Pero también por otra razón. Una razón descripta con suma belleza en un párrafo de Elías Canetti, escrito en 1943, incluido en su libro La provincia del hombre y con el que me crucé hace poco, cuando lo compartió en las redes sociales la editorial mexicana Gris Tormenta:
“Hay libros que tenemos a nuestro lado veinte años sin leerlos, libros de los que no nos alejamos, que los llevamos de una ciudad a otra, de un país a otro, cuidadosamente empaquetados, aunque haya muy poco sitio, y que tal vez hojeamos en el momento de sacarlos de la maleta; sin embargo, nos guardamos muy bien de leer aunque sólo sea una frase completa. Luego, al cabo de veinte años, llega un momento en el que, de repente, como si estuviéramos bajo la presión de un operativo superior, no podemos hacer otra cosa que agarrar un libro de estos y leerlo de un tirón, de cabo a rabo: este libro actúa como una revelación. En aquel momento sabemos por qué le hemos hecho tanto caso. Tenía que estar mucho tiempo a nuestro lado; tenía que viajar; tenía que ocupar sitio; tenía que ser una carga y ahora ha llegado a la meta de su viaje; ahora levanta su velo; ahora ilumina los veinte años transcurridos en los que ha vivido mudo a nuestro lado. No hubiera podido decir tantas cosas si no hubiera estado mudo durante este tiempo, y qué imbécil se atrevería a afirmar que en el libro hubo siempre lo mismo”.
Durante esos veinte años –o diez, o cuarenta, los que sean– el libro se ha ido cargando de significado. Me recuerda a lo que dice Flannery O’Connor acerca de cómo se carga de significado la pierna ortopédica de uno de sus personajes, en el cuento “La buena gente del campo”. “Con el transcurso del relato, la pierna de madera continúa acumulando significados”, dice la autora, hasta que al final “ha acumulado ya tanto significado que, digamos, está cargada hasta el tope”. También el libro, mientras nos espera, se carga hasta el tope. La biblioteca como un relato; cada volumen, un personaje de la historia.
En ocasiones hay motivos concretos para postergar la lectura de un libro.

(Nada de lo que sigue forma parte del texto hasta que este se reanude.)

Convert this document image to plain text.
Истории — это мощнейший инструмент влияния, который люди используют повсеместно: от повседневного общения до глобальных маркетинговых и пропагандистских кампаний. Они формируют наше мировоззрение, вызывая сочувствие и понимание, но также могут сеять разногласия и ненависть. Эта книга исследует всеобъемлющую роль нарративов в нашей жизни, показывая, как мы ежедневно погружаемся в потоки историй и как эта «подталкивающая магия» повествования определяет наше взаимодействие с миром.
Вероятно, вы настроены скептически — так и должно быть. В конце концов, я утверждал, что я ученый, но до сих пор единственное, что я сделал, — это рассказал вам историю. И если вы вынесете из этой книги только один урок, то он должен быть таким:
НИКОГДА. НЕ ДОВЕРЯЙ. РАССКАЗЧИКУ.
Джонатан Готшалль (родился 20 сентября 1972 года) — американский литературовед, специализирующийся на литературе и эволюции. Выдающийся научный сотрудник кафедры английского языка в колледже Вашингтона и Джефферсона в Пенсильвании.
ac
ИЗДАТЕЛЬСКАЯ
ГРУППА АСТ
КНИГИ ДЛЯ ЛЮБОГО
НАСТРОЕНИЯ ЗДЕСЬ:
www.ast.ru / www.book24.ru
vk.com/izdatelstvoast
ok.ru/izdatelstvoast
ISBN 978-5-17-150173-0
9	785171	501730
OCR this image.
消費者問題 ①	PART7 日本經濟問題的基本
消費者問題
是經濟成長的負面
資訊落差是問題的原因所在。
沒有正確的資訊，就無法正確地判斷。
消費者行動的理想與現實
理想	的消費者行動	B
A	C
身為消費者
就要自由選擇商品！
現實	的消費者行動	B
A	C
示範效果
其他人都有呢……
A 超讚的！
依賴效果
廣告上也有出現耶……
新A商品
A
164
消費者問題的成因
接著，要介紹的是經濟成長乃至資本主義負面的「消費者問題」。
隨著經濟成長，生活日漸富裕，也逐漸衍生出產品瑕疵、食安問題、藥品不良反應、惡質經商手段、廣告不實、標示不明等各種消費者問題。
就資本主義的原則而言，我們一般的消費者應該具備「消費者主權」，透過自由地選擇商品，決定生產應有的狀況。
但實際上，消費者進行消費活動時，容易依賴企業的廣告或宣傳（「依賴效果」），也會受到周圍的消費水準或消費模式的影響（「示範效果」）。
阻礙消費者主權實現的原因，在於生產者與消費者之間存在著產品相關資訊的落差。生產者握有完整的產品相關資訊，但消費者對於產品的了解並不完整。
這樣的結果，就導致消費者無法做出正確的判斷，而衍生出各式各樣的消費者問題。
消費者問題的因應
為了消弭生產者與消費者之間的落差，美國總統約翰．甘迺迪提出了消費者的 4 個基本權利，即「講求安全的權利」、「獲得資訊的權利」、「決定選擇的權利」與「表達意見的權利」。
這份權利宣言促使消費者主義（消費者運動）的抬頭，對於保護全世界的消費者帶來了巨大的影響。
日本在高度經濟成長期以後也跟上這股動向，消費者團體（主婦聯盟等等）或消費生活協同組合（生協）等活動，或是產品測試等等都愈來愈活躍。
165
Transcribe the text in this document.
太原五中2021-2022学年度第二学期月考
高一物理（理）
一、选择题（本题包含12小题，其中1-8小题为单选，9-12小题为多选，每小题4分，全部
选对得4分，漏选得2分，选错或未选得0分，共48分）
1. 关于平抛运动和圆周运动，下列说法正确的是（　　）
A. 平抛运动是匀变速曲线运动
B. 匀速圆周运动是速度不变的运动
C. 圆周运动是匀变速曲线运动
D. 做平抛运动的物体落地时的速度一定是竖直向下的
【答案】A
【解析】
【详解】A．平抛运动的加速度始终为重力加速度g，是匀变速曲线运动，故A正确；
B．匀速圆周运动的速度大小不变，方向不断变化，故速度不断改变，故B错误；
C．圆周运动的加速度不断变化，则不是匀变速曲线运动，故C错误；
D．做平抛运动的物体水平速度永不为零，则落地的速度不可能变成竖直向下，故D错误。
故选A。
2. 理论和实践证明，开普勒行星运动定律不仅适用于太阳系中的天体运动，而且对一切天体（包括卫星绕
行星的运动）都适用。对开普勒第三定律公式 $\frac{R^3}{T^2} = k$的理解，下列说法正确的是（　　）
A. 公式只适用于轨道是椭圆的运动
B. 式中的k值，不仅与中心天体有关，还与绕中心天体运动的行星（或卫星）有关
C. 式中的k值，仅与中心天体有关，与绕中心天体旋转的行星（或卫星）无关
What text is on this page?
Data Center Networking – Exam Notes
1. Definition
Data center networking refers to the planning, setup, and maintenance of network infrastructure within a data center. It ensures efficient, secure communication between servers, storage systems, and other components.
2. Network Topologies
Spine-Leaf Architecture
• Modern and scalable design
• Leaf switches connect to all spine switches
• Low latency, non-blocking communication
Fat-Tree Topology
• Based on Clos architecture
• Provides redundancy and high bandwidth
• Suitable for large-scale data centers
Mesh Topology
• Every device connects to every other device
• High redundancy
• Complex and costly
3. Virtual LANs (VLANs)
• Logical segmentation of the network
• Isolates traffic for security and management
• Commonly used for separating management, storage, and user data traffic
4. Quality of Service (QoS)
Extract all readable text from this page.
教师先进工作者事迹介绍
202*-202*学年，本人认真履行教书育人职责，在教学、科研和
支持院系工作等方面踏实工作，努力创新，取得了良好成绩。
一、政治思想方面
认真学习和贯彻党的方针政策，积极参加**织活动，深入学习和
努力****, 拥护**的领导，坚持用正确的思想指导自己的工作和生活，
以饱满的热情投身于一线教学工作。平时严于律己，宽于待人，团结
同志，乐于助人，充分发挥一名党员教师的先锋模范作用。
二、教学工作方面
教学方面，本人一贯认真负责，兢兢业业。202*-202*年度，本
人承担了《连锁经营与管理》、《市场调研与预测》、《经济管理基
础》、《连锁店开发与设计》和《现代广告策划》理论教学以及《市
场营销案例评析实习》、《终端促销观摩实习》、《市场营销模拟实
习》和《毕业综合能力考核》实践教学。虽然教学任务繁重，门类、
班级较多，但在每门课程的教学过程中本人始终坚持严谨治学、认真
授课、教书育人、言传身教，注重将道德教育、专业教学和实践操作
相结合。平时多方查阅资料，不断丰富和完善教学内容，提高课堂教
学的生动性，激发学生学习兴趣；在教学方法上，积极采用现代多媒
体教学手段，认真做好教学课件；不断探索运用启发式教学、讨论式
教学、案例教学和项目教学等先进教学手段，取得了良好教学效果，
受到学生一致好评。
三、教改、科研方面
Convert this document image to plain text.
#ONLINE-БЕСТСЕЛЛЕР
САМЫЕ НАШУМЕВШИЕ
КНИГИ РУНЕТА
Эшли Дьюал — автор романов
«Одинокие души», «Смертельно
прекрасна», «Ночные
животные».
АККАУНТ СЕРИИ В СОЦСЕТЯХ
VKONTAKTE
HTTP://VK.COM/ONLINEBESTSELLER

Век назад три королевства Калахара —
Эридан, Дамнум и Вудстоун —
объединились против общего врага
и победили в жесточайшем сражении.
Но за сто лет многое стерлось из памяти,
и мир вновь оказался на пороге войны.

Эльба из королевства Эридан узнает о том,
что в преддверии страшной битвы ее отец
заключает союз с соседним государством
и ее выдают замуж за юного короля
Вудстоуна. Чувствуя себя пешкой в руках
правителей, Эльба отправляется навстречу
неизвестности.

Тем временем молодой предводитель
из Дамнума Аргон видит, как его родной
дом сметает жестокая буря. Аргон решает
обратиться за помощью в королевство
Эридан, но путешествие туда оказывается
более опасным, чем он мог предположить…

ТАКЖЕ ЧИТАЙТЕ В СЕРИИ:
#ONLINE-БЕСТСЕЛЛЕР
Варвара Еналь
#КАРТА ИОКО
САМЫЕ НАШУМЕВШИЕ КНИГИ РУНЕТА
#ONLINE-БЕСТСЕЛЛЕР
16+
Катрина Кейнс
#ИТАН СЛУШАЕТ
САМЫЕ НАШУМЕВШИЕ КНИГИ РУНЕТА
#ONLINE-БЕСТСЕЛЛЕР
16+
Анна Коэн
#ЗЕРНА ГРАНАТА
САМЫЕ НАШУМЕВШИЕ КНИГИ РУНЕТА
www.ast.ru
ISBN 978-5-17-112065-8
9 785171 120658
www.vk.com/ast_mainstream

Unas veces, la tristeza o la melancolía: un libro muy asociado a alguien que ya no está. Otras, una especie de pensamiento mágico. Sentimos que leer un determinado libro equivaldrá a una conclusión, al cierre de algo, y demoramos ese final. Por algún motivo, no leer cierto libro puede convertirse en una cábala, un sortilegio, una superstición.
Lo bueno es que los libros no se quejan. Tienen paciencia. Como el tango, los libros te esperan.
¿Cuántos libros que no leíste pero que sabés que vas a leer –aunque todavía no– te esperan en tu biblioteca?
Tengo este libro desde hace unos quince años. Tal vez lo lea pronto. |
La forma más extrema de postergar la lectura de un libro consiste en elegirlo como el último que se ha de leer antes de morir. Lo hace Desmond, el personaje de la serie Lost, quien decide que la última lectura de su vida será Nuestro común amigo, la última novela de Charles Dickens. Su última novela terminada, en realidad: Dickens empezó a escribir una novela más, El misterio de Edwin Drood, pero se murió cuando iba por la mitad. El mismo riesgo se cierne sobre cualquiera que, como Desmond, pretenda decidir cuál va a ser su último libro leído: que la muerte no le dé el tiempo necesario, no llegar a concluirlo, o ni tan siquiera a empezarlo. Otro riesgo: el de arrepentirse de haberlo demorado tanto, por negarse la posibilidad de disfrutar durante más tiempo del haberlo leído. Sin embargo, más allá de los riesgos, como gesto poético me parece hermoso. La vida como un relato; ese libro último, la clave del capítulo final.